O Admirável Mundo Novo, é um livro da década de cinquenta que profetizava o que estamos hoje a começar a experimentar. Louis Armstrong eternizou o seu Wonderful World que saboreava o início de um «mundo maravilhoso», mas, no ano em que nos despedimos de Tina Turner, começamos a ver um mundo mais parecido com o seu célebre filme Mad Max.
Depois da Paz e Amor dos anos 60, iniciaram-se no Ocidente grandes formas de libertação do próprio homem.
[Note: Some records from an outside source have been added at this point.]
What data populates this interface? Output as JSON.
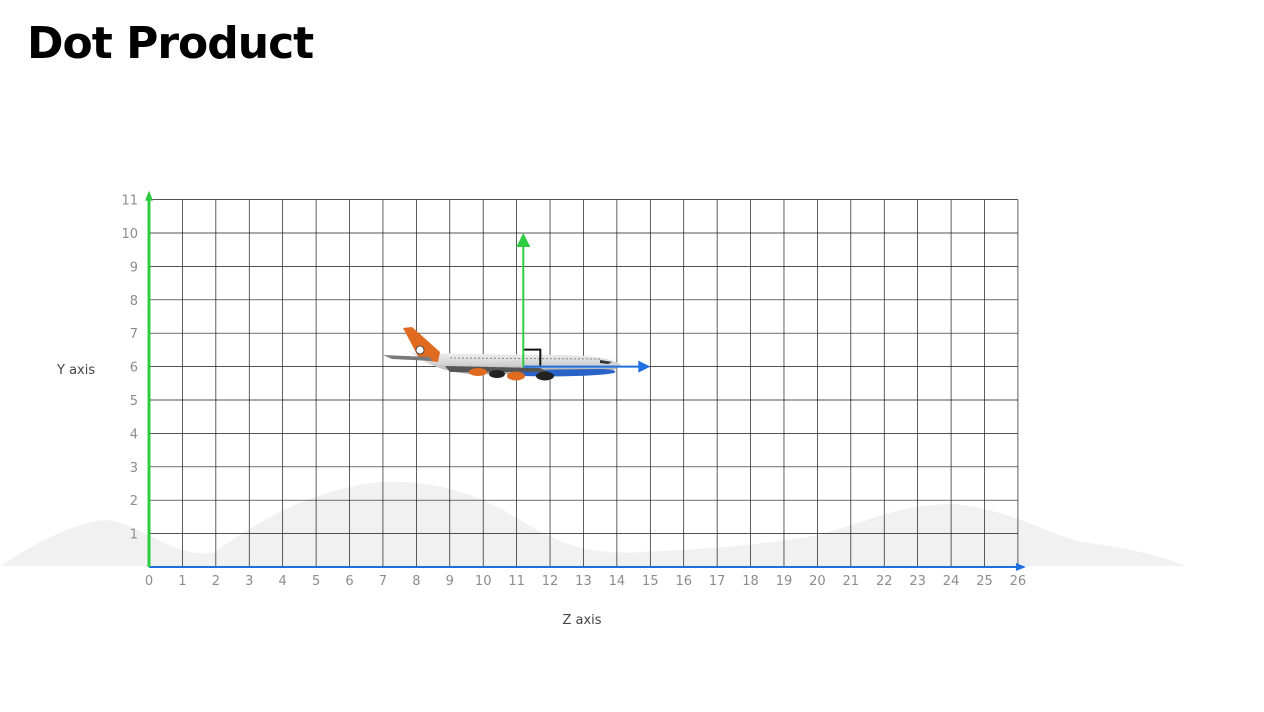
{
  "title": "Dot Product",
  "axes": {
    "x_label": "Z axis",
    "y_label": "Y axis",
    "x_ticks": [
      "0",
      "1",
      "2",
      "3",
      "4",
      "5",
      "6",
      "7",
      "8",
      "9",
      "10",
      "11",
      "12",
      "13",
      "14",
      "15",
      "16",
      "17",
      "18",
      "19",
      "20",
      "21",
      "22",
      "23",
      "24",
      "25",
      "26"
    ],
    "y_ticks": [
      "1",
      "2",
      "3",
      "4",
      "5",
      "6",
      "7",
      "8",
      "9",
      "10",
      "11"
    ],
    "x_range": [
      0,
      26
    ],
    "y_range": [
      0,
      11
    ]
  },
  "vectors": {
    "forward": {
      "from": [
        11.2,
        6
      ],
      "to": [
        15,
        6
      ],
      "color": "#1e6fe0"
    },
    "up": {
      "from": [
        11.2,
        6
      ],
      "to": [
        11.2,
        10
      ],
      "color": "#2ecc40"
    }
  },
  "airplane": {
    "position": [
      11,
      6
    ]
  },
  "colors": {
    "x_axis": "#1e6fe0",
    "y_axis": "#2ecc40",
    "grid": "#1a1a1a",
    "tick": "#8c8c8c",
    "plane_tail": "#e06a1f",
    "plane_body": "#d9d9d9",
    "plane_belly": "#2a63c8"
  }
}
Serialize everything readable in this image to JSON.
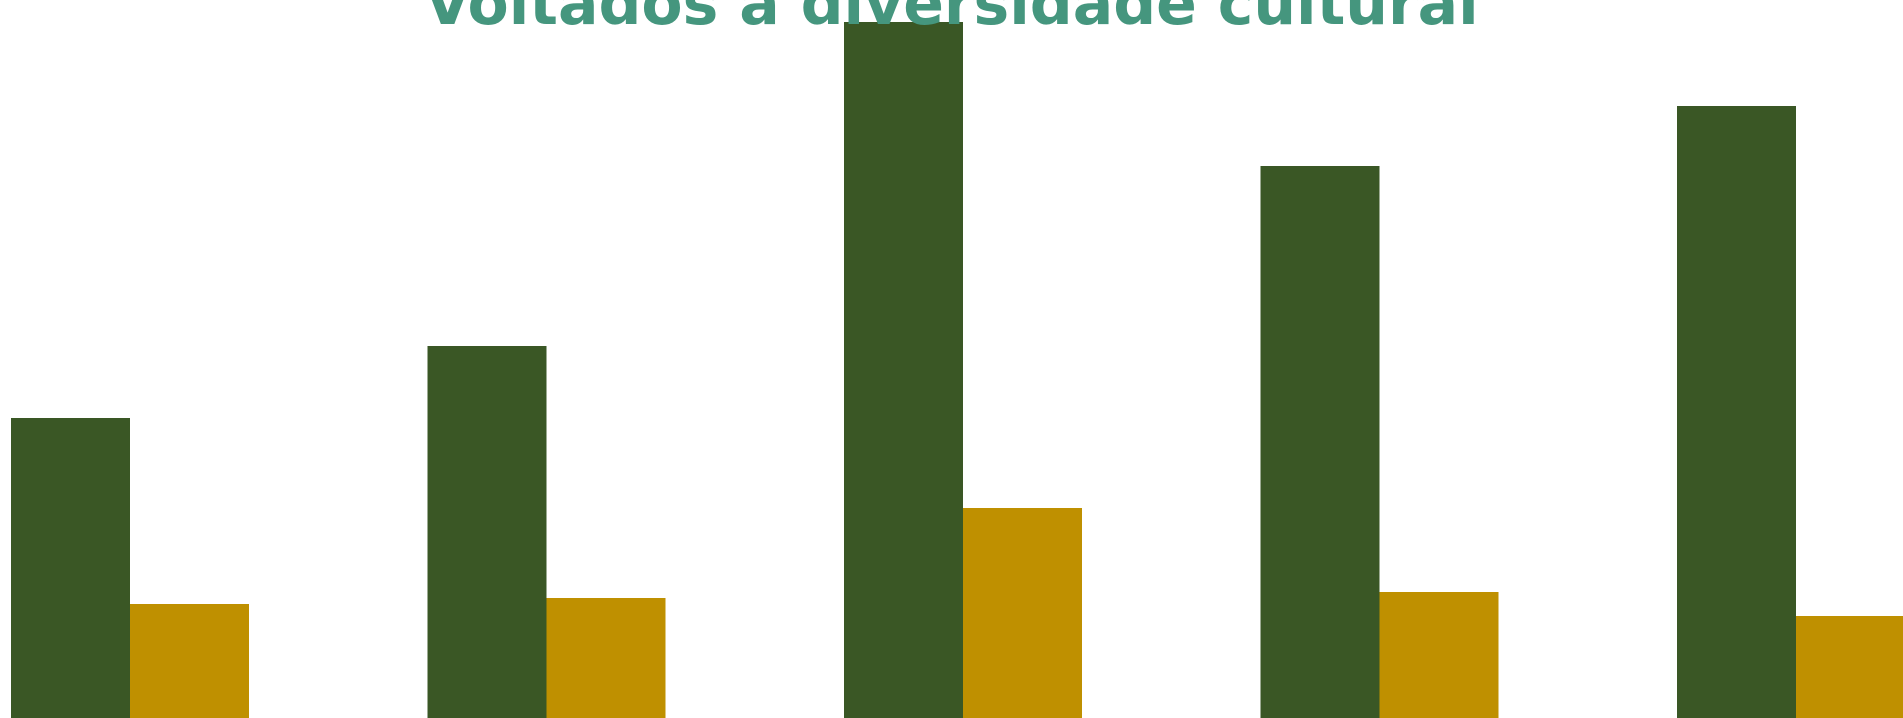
{
  "chart_data": {
    "type": "bar",
    "title": "Voltados à diversidade cultural",
    "categories": [
      "",
      "",
      "",
      "",
      ""
    ],
    "series": [
      {
        "color": "#3a5725",
        "values": [
          50,
          62,
          116,
          92,
          102
        ]
      },
      {
        "color": "#bf9000",
        "values": [
          19,
          20,
          35,
          21,
          17
        ]
      }
    ],
    "ylim": [
      0,
      118
    ],
    "grid": false,
    "legend": "none"
  },
  "colors": {
    "title": "#45967e",
    "background": "#ffffff"
  }
}
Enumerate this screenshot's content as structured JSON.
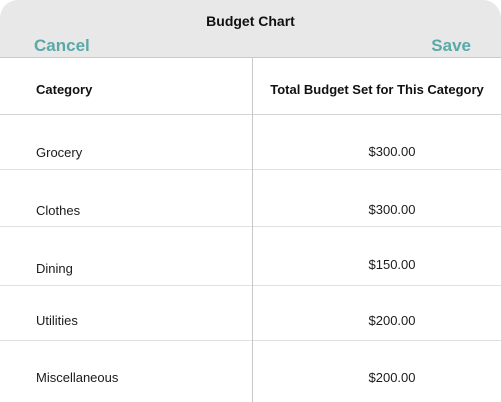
{
  "header": {
    "title": "Budget Chart",
    "cancel_label": "Cancel",
    "save_label": "Save"
  },
  "table": {
    "columns": [
      "Category",
      "Total Budget Set for This Category"
    ],
    "rows": [
      {
        "category": "Grocery",
        "amount": "$300.00"
      },
      {
        "category": "Clothes",
        "amount": "$300.00"
      },
      {
        "category": "Dining",
        "amount": "$150.00"
      },
      {
        "category": "Utilities",
        "amount": "$200.00"
      },
      {
        "category": "Miscellaneous",
        "amount": "$200.00"
      }
    ]
  },
  "colors": {
    "accent": "#5aa9a9",
    "header_bg": "#e8e8e8"
  }
}
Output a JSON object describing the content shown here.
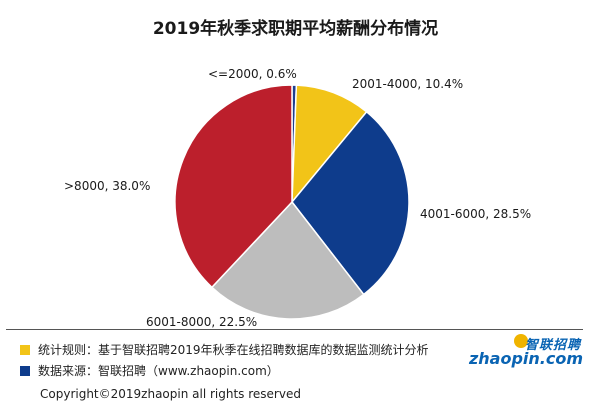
{
  "chart_data": {
    "type": "pie",
    "title": "2019年秋季求职期平均薪酬分布情况",
    "slices": [
      {
        "label": "<=2000, 0.6%",
        "category": "<=2000",
        "value": 0.6,
        "color": "#1f3f8f"
      },
      {
        "label": "2001-4000, 10.4%",
        "category": "2001-4000",
        "value": 10.4,
        "color": "#f2c418"
      },
      {
        "label": "4001-6000, 28.5%",
        "category": "4001-6000",
        "value": 28.5,
        "color": "#0e3c8c"
      },
      {
        "label": "6001-8000, 22.5%",
        "category": "6001-8000",
        "value": 22.5,
        "color": "#bdbdbd"
      },
      {
        "label": ">8000, 38.0%",
        "category": ">8000",
        "value": 38.0,
        "color": "#bc1f2c"
      }
    ]
  },
  "footer": {
    "note1": {
      "text": "统计规则：基于智联招聘2019年秋季在线招聘数据库的数据监测统计分析",
      "color": "#f2c418"
    },
    "note2": {
      "text": "数据来源：智联招聘（www.zhaopin.com）",
      "color": "#0e3c8c"
    },
    "copyright": "Copyright©2019zhaopin all rights reserved"
  },
  "logo": {
    "cn": "智联招聘",
    "en": "zhaopin.com"
  }
}
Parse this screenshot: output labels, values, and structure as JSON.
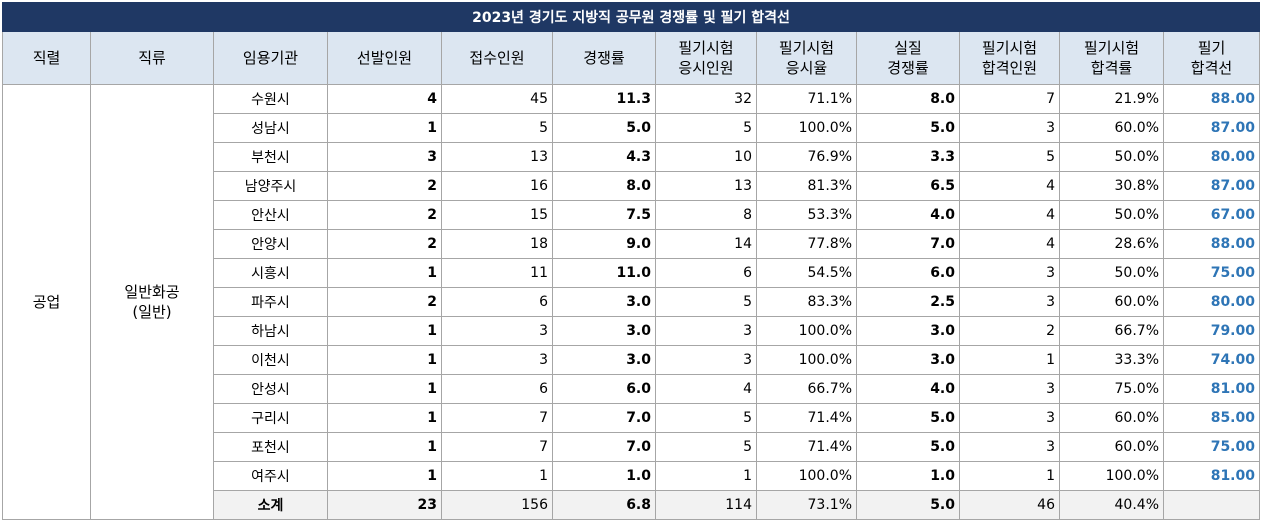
{
  "title": "2023년 경기도 지방직 공무원 경쟁률 및 필기 합격선",
  "headers": [
    {
      "l1": "직렬",
      "l2": ""
    },
    {
      "l1": "직류",
      "l2": ""
    },
    {
      "l1": "임용기관",
      "l2": ""
    },
    {
      "l1": "선발인원",
      "l2": ""
    },
    {
      "l1": "접수인원",
      "l2": ""
    },
    {
      "l1": "경쟁률",
      "l2": ""
    },
    {
      "l1": "필기시험",
      "l2": "응시인원"
    },
    {
      "l1": "필기시험",
      "l2": "응시율"
    },
    {
      "l1": "실질",
      "l2": "경쟁률"
    },
    {
      "l1": "필기시험",
      "l2": "합격인원"
    },
    {
      "l1": "필기시험",
      "l2": "합격률"
    },
    {
      "l1": "필기",
      "l2": "합격선"
    }
  ],
  "group": {
    "series": "공업",
    "category_l1": "일반화공",
    "category_l2": "(일반)"
  },
  "rows": [
    {
      "org": "수원시",
      "sel": "4",
      "apply": "45",
      "comp": "11.3",
      "test_n": "32",
      "test_rate": "71.1%",
      "real_comp": "8.0",
      "pass_n": "7",
      "pass_rate": "21.9%",
      "cutoff": "88.00"
    },
    {
      "org": "성남시",
      "sel": "1",
      "apply": "5",
      "comp": "5.0",
      "test_n": "5",
      "test_rate": "100.0%",
      "real_comp": "5.0",
      "pass_n": "3",
      "pass_rate": "60.0%",
      "cutoff": "87.00"
    },
    {
      "org": "부천시",
      "sel": "3",
      "apply": "13",
      "comp": "4.3",
      "test_n": "10",
      "test_rate": "76.9%",
      "real_comp": "3.3",
      "pass_n": "5",
      "pass_rate": "50.0%",
      "cutoff": "80.00"
    },
    {
      "org": "남양주시",
      "sel": "2",
      "apply": "16",
      "comp": "8.0",
      "test_n": "13",
      "test_rate": "81.3%",
      "real_comp": "6.5",
      "pass_n": "4",
      "pass_rate": "30.8%",
      "cutoff": "87.00"
    },
    {
      "org": "안산시",
      "sel": "2",
      "apply": "15",
      "comp": "7.5",
      "test_n": "8",
      "test_rate": "53.3%",
      "real_comp": "4.0",
      "pass_n": "4",
      "pass_rate": "50.0%",
      "cutoff": "67.00"
    },
    {
      "org": "안양시",
      "sel": "2",
      "apply": "18",
      "comp": "9.0",
      "test_n": "14",
      "test_rate": "77.8%",
      "real_comp": "7.0",
      "pass_n": "4",
      "pass_rate": "28.6%",
      "cutoff": "88.00"
    },
    {
      "org": "시흥시",
      "sel": "1",
      "apply": "11",
      "comp": "11.0",
      "test_n": "6",
      "test_rate": "54.5%",
      "real_comp": "6.0",
      "pass_n": "3",
      "pass_rate": "50.0%",
      "cutoff": "75.00"
    },
    {
      "org": "파주시",
      "sel": "2",
      "apply": "6",
      "comp": "3.0",
      "test_n": "5",
      "test_rate": "83.3%",
      "real_comp": "2.5",
      "pass_n": "3",
      "pass_rate": "60.0%",
      "cutoff": "80.00"
    },
    {
      "org": "하남시",
      "sel": "1",
      "apply": "3",
      "comp": "3.0",
      "test_n": "3",
      "test_rate": "100.0%",
      "real_comp": "3.0",
      "pass_n": "2",
      "pass_rate": "66.7%",
      "cutoff": "79.00"
    },
    {
      "org": "이천시",
      "sel": "1",
      "apply": "3",
      "comp": "3.0",
      "test_n": "3",
      "test_rate": "100.0%",
      "real_comp": "3.0",
      "pass_n": "1",
      "pass_rate": "33.3%",
      "cutoff": "74.00"
    },
    {
      "org": "안성시",
      "sel": "1",
      "apply": "6",
      "comp": "6.0",
      "test_n": "4",
      "test_rate": "66.7%",
      "real_comp": "4.0",
      "pass_n": "3",
      "pass_rate": "75.0%",
      "cutoff": "81.00"
    },
    {
      "org": "구리시",
      "sel": "1",
      "apply": "7",
      "comp": "7.0",
      "test_n": "5",
      "test_rate": "71.4%",
      "real_comp": "5.0",
      "pass_n": "3",
      "pass_rate": "60.0%",
      "cutoff": "85.00"
    },
    {
      "org": "포천시",
      "sel": "1",
      "apply": "7",
      "comp": "7.0",
      "test_n": "5",
      "test_rate": "71.4%",
      "real_comp": "5.0",
      "pass_n": "3",
      "pass_rate": "60.0%",
      "cutoff": "75.00"
    },
    {
      "org": "여주시",
      "sel": "1",
      "apply": "1",
      "comp": "1.0",
      "test_n": "1",
      "test_rate": "100.0%",
      "real_comp": "1.0",
      "pass_n": "1",
      "pass_rate": "100.0%",
      "cutoff": "81.00"
    }
  ],
  "subtotal": {
    "org": "소계",
    "sel": "23",
    "apply": "156",
    "comp": "6.8",
    "test_n": "114",
    "test_rate": "73.1%",
    "real_comp": "5.0",
    "pass_n": "46",
    "pass_rate": "40.4%",
    "cutoff": ""
  },
  "colors": {
    "title_bg": "#1f3864",
    "header_bg": "#dce6f1",
    "cutoff_text": "#2e75b6",
    "subtotal_bg": "#f2f2f2"
  }
}
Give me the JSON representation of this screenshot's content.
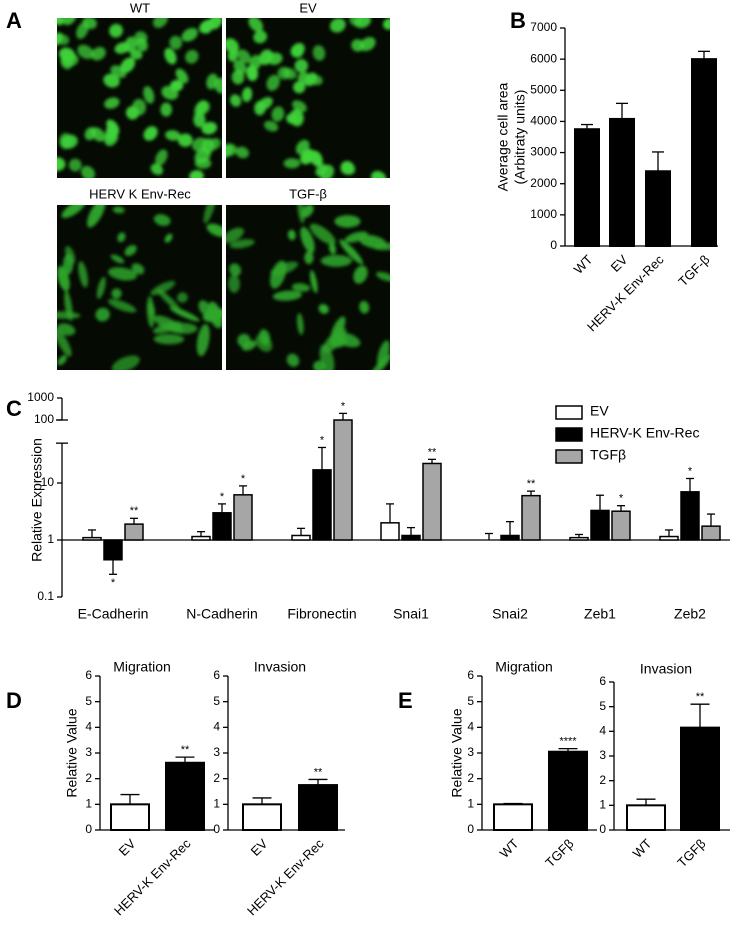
{
  "panel_labels": [
    "A",
    "B",
    "C",
    "D",
    "E"
  ],
  "micrographs": {
    "labels": [
      "WT",
      "EV",
      "HERV K Env-Rec",
      "TGF-β"
    ]
  },
  "chart_data": [
    {
      "type": "bar",
      "y_label": "Average cell area",
      "y_label_2": "(Arbitraty units)",
      "categories": [
        "WT",
        "EV",
        "HERV-K Env-Rec",
        "TGF-β"
      ],
      "values": [
        3750,
        4080,
        2400,
        6000
      ],
      "errors": [
        150,
        500,
        620,
        250
      ],
      "color": "#000000",
      "ylim": [
        0,
        7000
      ],
      "yticks": [
        0,
        1000,
        2000,
        3000,
        4000,
        5000,
        6000,
        7000
      ]
    },
    {
      "type": "grouped_bar",
      "y_label": "Relative Expression",
      "log_scale": true,
      "axis_break": [
        50,
        100
      ],
      "categories": [
        "E-Cadherin",
        "N-Cadherin",
        "Fibronectin",
        "Snai1",
        "Snai2",
        "Zeb1",
        "Zeb2"
      ],
      "series": [
        {
          "name": "EV",
          "color": "#ffffff",
          "values": [
            1.1,
            1.15,
            1.2,
            2.0,
            1.0,
            1.1,
            1.15
          ],
          "errors": [
            0.4,
            0.25,
            0.4,
            2.3,
            0.3,
            0.15,
            0.35
          ],
          "annotations": [
            null,
            null,
            null,
            null,
            null,
            null,
            null
          ]
        },
        {
          "name": "HERV-K Env-Rec",
          "color": "#000000",
          "values": [
            0.45,
            3.0,
            17,
            1.2,
            1.2,
            3.3,
            7.0
          ],
          "errors": [
            0.2,
            1.3,
            25,
            0.45,
            0.9,
            2.8,
            5
          ],
          "annotations": [
            "*",
            "*",
            "*",
            null,
            null,
            null,
            "*"
          ]
        },
        {
          "name": "TGFβ",
          "color": "#a6a6a6",
          "values": [
            1.9,
            6.2,
            100,
            22,
            6.0,
            3.2,
            1.75
          ],
          "errors": [
            0.5,
            2.7,
            100,
            4,
            1.2,
            0.8,
            1.1
          ],
          "annotations": [
            "**",
            "*",
            "*",
            "**",
            "**",
            "*",
            null
          ]
        }
      ],
      "ylim": [
        0.1,
        1000
      ],
      "yticks": [
        0.1,
        1,
        10,
        100,
        1000
      ],
      "legend": "upper-right"
    },
    {
      "type": "bar",
      "title": "Migration",
      "y_label": "Relative Value",
      "categories": [
        "EV",
        "HERV-K Env-Rec"
      ],
      "values": [
        1.0,
        2.62
      ],
      "errors": [
        0.38,
        0.22
      ],
      "colors": [
        "#ffffff",
        "#000000"
      ],
      "annotations": [
        null,
        "**"
      ],
      "ylim": [
        0,
        6
      ],
      "yticks": [
        0,
        1,
        2,
        3,
        4,
        5,
        6
      ]
    },
    {
      "type": "bar",
      "title": "Invasion",
      "categories": [
        "EV",
        "HERV-K Env-Rec"
      ],
      "values": [
        1.0,
        1.75
      ],
      "errors": [
        0.25,
        0.22
      ],
      "colors": [
        "#ffffff",
        "#000000"
      ],
      "annotations": [
        null,
        "**"
      ],
      "ylim": [
        0,
        6
      ],
      "yticks": [
        0,
        1,
        2,
        3,
        4,
        5,
        6
      ]
    },
    {
      "type": "bar",
      "title": "Migration",
      "y_label": "Relative Value",
      "categories": [
        "WT",
        "TGFβ"
      ],
      "values": [
        1.0,
        3.05
      ],
      "errors": [
        0.03,
        0.12
      ],
      "colors": [
        "#ffffff",
        "#000000"
      ],
      "annotations": [
        null,
        "****"
      ],
      "ylim": [
        0,
        6
      ],
      "yticks": [
        0,
        1,
        2,
        3,
        4,
        5,
        6
      ]
    },
    {
      "type": "bar",
      "title": "Invasion",
      "categories": [
        "WT",
        "TGFβ"
      ],
      "values": [
        1.0,
        4.15
      ],
      "errors": [
        0.25,
        0.95
      ],
      "colors": [
        "#ffffff",
        "#000000"
      ],
      "annotations": [
        null,
        "**"
      ],
      "ylim": [
        0,
        6
      ],
      "yticks": [
        0,
        1,
        2,
        3,
        4,
        5,
        6
      ]
    }
  ]
}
Inventou-se uma assistência social e de saúde como não existia até então. Evoluiu-se para uma educação gratuita e massiva que pudesse chegar a toda a gente, dando aos pobres as mesmas oportunidades que eram dadas aos ricos.
Parece, no entanto, que não é só a Igreja que ainda não percebeu que estamos numa mudança tremenda ao nível civilizacional. Cada um de nós – cidadãos e gestores da polis – estamos a assistir a mudanças tão fortes que não nos bastam reformas cosméticas, é preciso olharmos para um futuro que começámos a cavar há muito tempo.
No plano da saúde, cresce a oportunidade de cura para muitas doenças, mas com custos tão elevados que se torna impossível muitas vezes cuidar de muitas das nossas enfermidades. Os recursos económicos e sociais não são infinitos. O povo diz que ‘na cama que fizeres será a cama onde te irás deitar’. Antes apoiamos a autodeterminação de cada um escolher a forma de vida que queira para si mesmo, não apoiando as famílias e os casais que pretendiam ter mais filhos. Agora, com uma população tão envelhecida, dizemos que não conseguimos sobreviver sem apoiarmos a imigração.
Curiosamente! Pensando neste caso das gémeas que têm, como qualquer outro português, ao seu dispor um serviço nacional de saúde gratuito. Mas a verdade é que começamos a perceber que não pode haver direitos se não houver ao mesmo tempo deveres. Como posso eu pensar, por exemplo, que Portugal tenha dado a nacionalidade a mais de trezentos mil sefarditas judeus para fazer justiça ao nosso passado e, ao mesmo tempo, pensar que estes mesmos sefarditas são portugueses como eu, com os mesmos direitos que eu sem nunca terem sequer visitado o nosso (meu e deles) país.
No fundo, este mundo maravilhoso tem sido construído nas últimas décadas com ideias e ideais românticos, mas que iremos e já estamos a pagar no presente, o custo de todo este romantismo. A tal fraternidade e amor e paz humanista que tanto apregoámos no passado, está agora a trazer ao de cima o rosto de políticas desencarnadas da realidade económica, cultural, social e financeira de cada cultura.
O Wonderful World, o mundo maravilhoso, que se via vislumbrar no passado, pode tornar-se, no futuro, a destruição de todo o progresso feito ao nível civilizacional. O Natal está aí e no Presépio podemos ver o corpo de um bebé indefeso que vê, ao final da sua vida, a sua carne rasgada pendente no madeiro. Acredito, realmente, que tal como o Pai deste bebé teve o poder de transformar e trazer à vida a carne chagada deste Filho, também terá, no futuro, e já no presente, o poder de transformar a nossa cultura e dar-lhe uma nova vida.